Pink and green tourmaline and ruby Moon necklace in 18-karat pink gold. (Clara Chehab)
Pink and green tourmaline and ruby Moon necklace in 18-karat pink gold. (Clara Chehab)

What aspects of nature inspire you in your creative process?
I am very inspired by what Mother Earth gives us, and I tried to convey this gratitude without altering it. I am attracted to the raw beauty of nature; I love rough landscapes and all these magnificent sites I visited during my travels that are today at the core of Gaia’s connection with nature

Who are your muses?
Mother Nature is my muse.

I admire independent, generous and kind women in all walks of life. My mother and grandmother have been strong influences.

My first collection is also influenced by various art trends, including 20th-century painters and masters of color like [Wassily] Kandinsky and [Joan] Miro; by cherished memories of my travels; and by my feelings as a new mother. These designs are an ode to the poetic asymmetry of stones, to the amazing creations of Mother Nature, and to the beauty of humanity itself, in all of its contrasts.

Single imperial topaz and orange sapphire Moon long earring in 18-karat yellow gold. (Clara Chehab)
Single imperial topaz and orange sapphire Moon long earring in 18-karat yellow gold. (Clara Chehab)

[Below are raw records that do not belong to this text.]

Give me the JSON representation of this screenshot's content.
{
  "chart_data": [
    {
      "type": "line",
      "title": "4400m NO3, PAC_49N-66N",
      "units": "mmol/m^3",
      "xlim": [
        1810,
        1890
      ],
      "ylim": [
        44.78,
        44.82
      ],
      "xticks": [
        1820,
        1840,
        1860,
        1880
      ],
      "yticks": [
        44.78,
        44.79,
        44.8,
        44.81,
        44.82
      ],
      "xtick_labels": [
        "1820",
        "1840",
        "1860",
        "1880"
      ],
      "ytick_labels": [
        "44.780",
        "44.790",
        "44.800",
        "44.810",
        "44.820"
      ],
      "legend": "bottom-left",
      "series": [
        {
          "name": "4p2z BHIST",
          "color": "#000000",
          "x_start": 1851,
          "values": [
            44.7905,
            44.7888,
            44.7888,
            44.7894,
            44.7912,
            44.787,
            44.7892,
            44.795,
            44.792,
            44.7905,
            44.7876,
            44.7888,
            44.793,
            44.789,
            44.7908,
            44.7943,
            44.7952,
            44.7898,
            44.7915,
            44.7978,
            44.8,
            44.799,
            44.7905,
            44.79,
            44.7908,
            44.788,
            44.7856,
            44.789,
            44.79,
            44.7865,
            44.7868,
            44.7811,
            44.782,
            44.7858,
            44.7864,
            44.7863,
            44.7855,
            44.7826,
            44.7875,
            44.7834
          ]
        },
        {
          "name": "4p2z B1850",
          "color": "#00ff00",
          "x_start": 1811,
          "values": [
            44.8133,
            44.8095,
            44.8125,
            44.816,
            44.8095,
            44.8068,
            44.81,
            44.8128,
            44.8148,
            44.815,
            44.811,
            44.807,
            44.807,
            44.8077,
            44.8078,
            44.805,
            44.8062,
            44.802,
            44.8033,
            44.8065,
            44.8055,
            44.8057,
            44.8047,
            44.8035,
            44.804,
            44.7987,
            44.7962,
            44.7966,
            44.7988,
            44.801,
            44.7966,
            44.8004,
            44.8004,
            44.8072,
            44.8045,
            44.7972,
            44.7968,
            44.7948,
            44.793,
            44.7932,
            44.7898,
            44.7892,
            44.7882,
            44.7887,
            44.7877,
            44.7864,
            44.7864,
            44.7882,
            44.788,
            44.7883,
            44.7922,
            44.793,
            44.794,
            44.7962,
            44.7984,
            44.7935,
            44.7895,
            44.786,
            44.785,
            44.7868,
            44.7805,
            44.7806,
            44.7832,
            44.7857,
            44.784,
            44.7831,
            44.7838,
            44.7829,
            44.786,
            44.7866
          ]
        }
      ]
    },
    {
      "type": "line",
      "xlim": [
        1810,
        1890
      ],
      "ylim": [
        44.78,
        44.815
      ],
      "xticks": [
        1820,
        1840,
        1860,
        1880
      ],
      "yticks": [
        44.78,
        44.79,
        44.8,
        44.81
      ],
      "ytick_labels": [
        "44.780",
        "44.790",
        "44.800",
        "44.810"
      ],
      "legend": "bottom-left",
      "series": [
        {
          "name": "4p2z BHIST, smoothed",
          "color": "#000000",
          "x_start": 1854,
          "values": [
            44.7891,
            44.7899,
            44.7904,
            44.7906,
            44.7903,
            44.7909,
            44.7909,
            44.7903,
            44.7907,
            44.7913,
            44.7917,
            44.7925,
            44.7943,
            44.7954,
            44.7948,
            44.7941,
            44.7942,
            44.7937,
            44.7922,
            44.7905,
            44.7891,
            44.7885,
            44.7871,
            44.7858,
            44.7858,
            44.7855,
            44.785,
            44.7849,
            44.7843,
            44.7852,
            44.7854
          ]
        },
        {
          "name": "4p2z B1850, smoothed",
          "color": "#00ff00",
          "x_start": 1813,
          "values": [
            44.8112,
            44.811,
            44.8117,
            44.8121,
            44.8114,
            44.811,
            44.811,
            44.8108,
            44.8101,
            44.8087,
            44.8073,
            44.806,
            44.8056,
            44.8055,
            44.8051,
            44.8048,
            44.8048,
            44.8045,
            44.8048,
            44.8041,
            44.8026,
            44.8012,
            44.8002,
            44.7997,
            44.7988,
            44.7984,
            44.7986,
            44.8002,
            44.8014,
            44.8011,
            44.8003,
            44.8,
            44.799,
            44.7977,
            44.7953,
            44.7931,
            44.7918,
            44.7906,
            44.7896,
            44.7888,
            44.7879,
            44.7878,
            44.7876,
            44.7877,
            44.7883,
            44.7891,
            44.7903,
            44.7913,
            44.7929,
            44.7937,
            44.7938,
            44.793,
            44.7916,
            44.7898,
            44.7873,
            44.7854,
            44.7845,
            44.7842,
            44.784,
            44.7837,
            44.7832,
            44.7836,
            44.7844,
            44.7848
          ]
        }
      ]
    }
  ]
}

As a new brand, what challenges did you have to overcome?
Being an entrepreneur and launching a brand is always challenging. It’s really about building the brand itself with a consistent and authentic brand identity and not just creating or designing a collection.

One of the main challenges is to choose the right people to work with. I am luckily working with true experts, but it wasn’t an easy process to find the right people at every level…the production team, the stone supplier, the startup consultant…. The quality of the stones I use is quite specific, and the [pieces are] handmade, so this made the whole team-building process even trickier.

Another tedious but essential task is to plan cash flow and budget on all the important things that matter in creating a sustainable brand.

Finally, I would say another challenge was to keep believing in myself, since everyone thought I was crazy to start a jewelry business — especially since I am not from a family of jewelers and had to learn it all the way…and in those market conditions!

Pink tourmaline, amethyst and multi-sapphire Moon long necklace in 18-karat pink gold. (Clara Chehab)
Pink tourmaline, amethyst and multi-sapphire Moon long necklace in 18-karat pink gold. (Clara Chehab)

How do you see the evolution of your brand?
As a designer, I express my emotions through creating pieces, and would love to have women [feel] empowered every time they wear a piece of jewelry and feel connected to the piece. As a [company], I would like to create a timeless jewelry brand that is transmissible to the next generation.